Comment les pays hôtes sont-ils choisis ?

L’organisation des COP est un proces­sus bien huilé. La prési­dence est tour­nante selon un ordre défi­ni entre les cinq groupes régionaux déter­minés par les Nations Unies : Afrique, Asie-Paci­fique, Amérique latine et Caraïbes, Europe cen­trale et ori­en­tale, et enfin, l’Europe occi­den­tale. Après la COP26 au Roy­aume-Uni en 2021, puis la suiv­ante en Égypte en 2022, la règle voulait que la COP28 ait lieu en Asie. À l’intérieur de ces groupes, les pays s’organisent pour faire émerg­er une can­di­da­ture pour accueil­lir la COP, qui doit ensuite être validée par la Con­ven­tion-cadre des Nations unies sur les change­ments cli­ma­tiques (CNUCC — le texte adop­té en 1992 qui prévoit l’organisation annuelle des COP).

La Corée du Sud s’était ini­tiale­ment pro­posée pour présider l’événement cette année, avant de se désis­ter en 2021 au prof­it des Émi­rats arabes unis. Ce pays étant l’un des plus gros pro­duc­teurs de pét­role à l’échelle mon­di­ale, ce choix peut sur­pren­dre. Les Émi­rats arabes unis tirent plus de la moitié de leurs revenus nationaux du pét­role et du gaz, d’après le think tank Car­bon track­er. De quoi génér­er des inquié­tudes légitimes quant au posi­tion­nement du pays hôte sur la ques­tion, alors que l’enjeu de la sor­tie des éner­gies fos­siles sera au cœur des négo­ci­a­tions cette année — les États ont déjà échoué à s’accorder sur leur sor­tie à la COP27 l’année dernière.

L’organisation des COP requiert une logis­tique énorme, que tous les pays ne peu­vent pas se per­me­t­tre. Les moyens financiers des Émi­rats, ain­si que les infra­struc­tures exis­tantes (notam­ment depuis l’Exposition uni­verselle de Dubaï en 2021–2022) ont fait de leur can­di­da­ture un choix logique.
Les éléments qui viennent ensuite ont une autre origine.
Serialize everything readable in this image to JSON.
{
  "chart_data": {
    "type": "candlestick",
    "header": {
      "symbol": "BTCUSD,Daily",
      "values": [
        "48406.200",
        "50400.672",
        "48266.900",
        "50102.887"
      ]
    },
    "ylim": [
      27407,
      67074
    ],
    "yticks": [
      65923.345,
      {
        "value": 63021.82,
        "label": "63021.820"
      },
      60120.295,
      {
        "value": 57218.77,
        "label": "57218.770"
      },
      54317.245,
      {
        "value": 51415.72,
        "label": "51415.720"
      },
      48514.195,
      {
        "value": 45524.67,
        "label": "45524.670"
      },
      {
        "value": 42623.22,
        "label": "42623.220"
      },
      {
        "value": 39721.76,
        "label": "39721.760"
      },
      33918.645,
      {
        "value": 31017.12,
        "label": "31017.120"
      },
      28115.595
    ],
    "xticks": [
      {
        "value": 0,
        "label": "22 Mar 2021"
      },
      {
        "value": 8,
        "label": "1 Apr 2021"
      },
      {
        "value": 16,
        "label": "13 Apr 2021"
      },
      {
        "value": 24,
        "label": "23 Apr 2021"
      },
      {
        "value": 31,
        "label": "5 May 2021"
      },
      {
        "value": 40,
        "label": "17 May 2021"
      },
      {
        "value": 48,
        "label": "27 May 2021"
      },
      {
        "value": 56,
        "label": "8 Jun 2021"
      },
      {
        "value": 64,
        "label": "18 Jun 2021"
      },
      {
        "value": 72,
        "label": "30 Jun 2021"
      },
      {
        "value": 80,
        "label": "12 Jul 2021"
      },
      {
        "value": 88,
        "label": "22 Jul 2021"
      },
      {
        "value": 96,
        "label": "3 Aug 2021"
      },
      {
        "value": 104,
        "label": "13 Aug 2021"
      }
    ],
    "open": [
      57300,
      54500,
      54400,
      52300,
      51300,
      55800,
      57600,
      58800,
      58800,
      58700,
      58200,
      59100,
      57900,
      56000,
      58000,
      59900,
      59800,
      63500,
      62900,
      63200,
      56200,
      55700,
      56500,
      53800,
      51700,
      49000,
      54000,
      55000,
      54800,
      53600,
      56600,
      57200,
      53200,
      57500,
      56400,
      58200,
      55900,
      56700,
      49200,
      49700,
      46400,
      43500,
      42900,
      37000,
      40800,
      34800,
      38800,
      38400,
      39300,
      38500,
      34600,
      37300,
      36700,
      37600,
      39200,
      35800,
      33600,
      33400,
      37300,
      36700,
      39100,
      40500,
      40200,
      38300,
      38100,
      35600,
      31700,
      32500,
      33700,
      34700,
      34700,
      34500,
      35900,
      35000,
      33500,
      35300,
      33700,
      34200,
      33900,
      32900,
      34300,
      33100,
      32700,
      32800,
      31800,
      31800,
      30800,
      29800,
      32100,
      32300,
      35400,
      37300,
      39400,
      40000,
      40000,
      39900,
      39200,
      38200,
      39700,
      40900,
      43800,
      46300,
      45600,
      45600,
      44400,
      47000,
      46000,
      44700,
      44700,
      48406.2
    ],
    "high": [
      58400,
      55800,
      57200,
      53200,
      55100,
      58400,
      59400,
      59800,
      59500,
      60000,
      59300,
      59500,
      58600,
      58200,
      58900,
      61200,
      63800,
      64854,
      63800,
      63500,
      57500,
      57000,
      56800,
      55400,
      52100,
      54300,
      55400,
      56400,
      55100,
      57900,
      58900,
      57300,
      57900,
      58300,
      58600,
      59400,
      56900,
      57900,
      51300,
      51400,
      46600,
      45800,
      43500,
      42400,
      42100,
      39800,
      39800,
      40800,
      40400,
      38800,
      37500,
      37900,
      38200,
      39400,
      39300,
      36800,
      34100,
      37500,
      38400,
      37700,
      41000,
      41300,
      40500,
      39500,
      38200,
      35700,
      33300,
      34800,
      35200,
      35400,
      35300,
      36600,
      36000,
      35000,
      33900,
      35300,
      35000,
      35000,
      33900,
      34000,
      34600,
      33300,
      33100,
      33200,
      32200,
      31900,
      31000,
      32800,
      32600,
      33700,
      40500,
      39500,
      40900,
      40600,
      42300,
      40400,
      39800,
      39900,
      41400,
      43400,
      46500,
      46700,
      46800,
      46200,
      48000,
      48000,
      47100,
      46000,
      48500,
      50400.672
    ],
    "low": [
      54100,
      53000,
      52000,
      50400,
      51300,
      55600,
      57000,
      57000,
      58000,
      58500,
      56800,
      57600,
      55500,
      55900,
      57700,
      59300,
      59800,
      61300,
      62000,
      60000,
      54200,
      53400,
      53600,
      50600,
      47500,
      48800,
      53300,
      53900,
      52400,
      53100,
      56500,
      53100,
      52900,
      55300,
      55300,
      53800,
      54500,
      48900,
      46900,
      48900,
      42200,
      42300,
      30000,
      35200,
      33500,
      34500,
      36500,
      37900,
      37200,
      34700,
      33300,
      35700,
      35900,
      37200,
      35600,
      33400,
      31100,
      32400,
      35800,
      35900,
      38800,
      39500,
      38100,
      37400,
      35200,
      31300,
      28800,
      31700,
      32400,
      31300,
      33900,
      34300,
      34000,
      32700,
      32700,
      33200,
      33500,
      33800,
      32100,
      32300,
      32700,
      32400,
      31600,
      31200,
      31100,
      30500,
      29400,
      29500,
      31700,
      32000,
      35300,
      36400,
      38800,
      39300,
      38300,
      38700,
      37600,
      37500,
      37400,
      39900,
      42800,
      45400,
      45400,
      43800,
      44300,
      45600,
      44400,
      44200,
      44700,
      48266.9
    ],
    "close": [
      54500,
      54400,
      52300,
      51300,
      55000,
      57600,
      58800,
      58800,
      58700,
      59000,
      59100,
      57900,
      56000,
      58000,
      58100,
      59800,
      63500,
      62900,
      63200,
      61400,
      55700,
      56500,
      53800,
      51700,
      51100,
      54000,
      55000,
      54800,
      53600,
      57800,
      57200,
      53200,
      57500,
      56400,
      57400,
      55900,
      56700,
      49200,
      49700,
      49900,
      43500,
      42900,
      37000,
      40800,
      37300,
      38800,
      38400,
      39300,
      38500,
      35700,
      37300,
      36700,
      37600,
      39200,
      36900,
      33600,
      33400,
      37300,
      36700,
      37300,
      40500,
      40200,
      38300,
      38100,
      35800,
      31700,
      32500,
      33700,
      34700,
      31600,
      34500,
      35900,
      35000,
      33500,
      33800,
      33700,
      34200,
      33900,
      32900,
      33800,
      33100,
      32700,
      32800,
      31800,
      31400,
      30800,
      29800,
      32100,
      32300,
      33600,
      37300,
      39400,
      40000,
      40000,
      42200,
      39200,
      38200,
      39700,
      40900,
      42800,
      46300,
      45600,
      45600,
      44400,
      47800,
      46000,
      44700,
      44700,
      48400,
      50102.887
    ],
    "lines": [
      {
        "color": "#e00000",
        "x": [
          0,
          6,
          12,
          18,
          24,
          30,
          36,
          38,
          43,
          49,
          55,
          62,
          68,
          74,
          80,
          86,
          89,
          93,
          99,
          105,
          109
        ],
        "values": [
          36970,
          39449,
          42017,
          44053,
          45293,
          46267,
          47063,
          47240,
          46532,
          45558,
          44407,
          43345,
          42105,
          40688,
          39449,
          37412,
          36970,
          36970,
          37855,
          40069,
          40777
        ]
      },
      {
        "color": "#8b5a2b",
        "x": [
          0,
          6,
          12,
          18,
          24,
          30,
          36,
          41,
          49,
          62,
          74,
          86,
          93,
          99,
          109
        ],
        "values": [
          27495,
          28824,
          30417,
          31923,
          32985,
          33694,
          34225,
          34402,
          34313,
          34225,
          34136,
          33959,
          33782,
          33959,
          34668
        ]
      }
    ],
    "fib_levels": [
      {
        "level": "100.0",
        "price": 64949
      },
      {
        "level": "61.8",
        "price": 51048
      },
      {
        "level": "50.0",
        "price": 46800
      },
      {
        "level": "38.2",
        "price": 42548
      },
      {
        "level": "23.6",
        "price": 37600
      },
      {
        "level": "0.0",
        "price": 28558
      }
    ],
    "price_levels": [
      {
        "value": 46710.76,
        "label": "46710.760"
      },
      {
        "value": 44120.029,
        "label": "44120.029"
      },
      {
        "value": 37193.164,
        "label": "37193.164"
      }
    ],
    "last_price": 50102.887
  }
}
«Les Émi­rats arabes unis sont une plaque tour­nante mon­di­ale pour la logis­tique, le trans­port et les tech­nolo­gies vertes, et sont le moteur de la crois­sance pour les affaires, le com­merce et le tourisme. Le pays est par­ti­c­ulière­ment bien placé pour con­stru­ire des ponts et favoris­er le con­sen­sus afin d’ac­célér­er les pro­grès en matière de cli­mat», vante le site offi­ciel de la COP28.

«La can­di­da­ture des Émi­rats arabes unis avait un côté ras­sur­ant, car ils se sont annon­cés très en avance, et ont mon­tré une cer­taine volon­té à faire de cette COP un suc­cès diplo­ma­tique», pointe Lola Valle­jo, direc­trice du pro­gramme cli­mat à l’Institut du développe­ment durable et des rela­tions inter­na­tionales (Iddri). Une fois ce choix validé, les Émi­rats ont libre­ment choisi le prési­dent de la COP28.

Un patron pétrolier à la présidence de la COP

Début 2023, la nom­i­na­tion de Sul­tan Al Jaber a fait jas­er — Vert avait alors brossé son por­trait. Min­istre émi­rati de l’industrie, il est surtout le PDG de la com­pag­nie pétrolière nationale, l’Abu Dhabi nation­al oil com­pa­ny (ADNOC). Aux Émi­rats arabes unis, il est aus­si con­nu pour son rôle de «Mon­sieur cli­mat», pour avoir présidé la délé­ga­tion nationale à la COP27 et par­ticipé aux précé­dentes négo­ci­a­tions. Une posi­tion qu’il doit égale­ment à ses investisse­ments de longue date dans les renou­ve­lables en tant que fon­da­teur de Mas­dar, une com­pag­nie étroite­ment liée à l’ADNOC et à l’État émi­rati spé­cial­isée dans le développe­ment des éner­gies vertes.

Passé le choc ini­tial, Sul­tan Al Jaber appa­raît finale­ment comme le choix évi­dent des Émi­rats sur la ques­tion. Si sa nom­i­na­tion inquiète — à juste titre — en rai­son d’indéniables con­flits d’intérêts, les Émi­rats arabes unis savent aus­si qu’ils ont intérêt à faire de cette COP un suc­cès diplo­ma­tique pour con­serv­er leur crédi­bil­ité inter­na­tionale.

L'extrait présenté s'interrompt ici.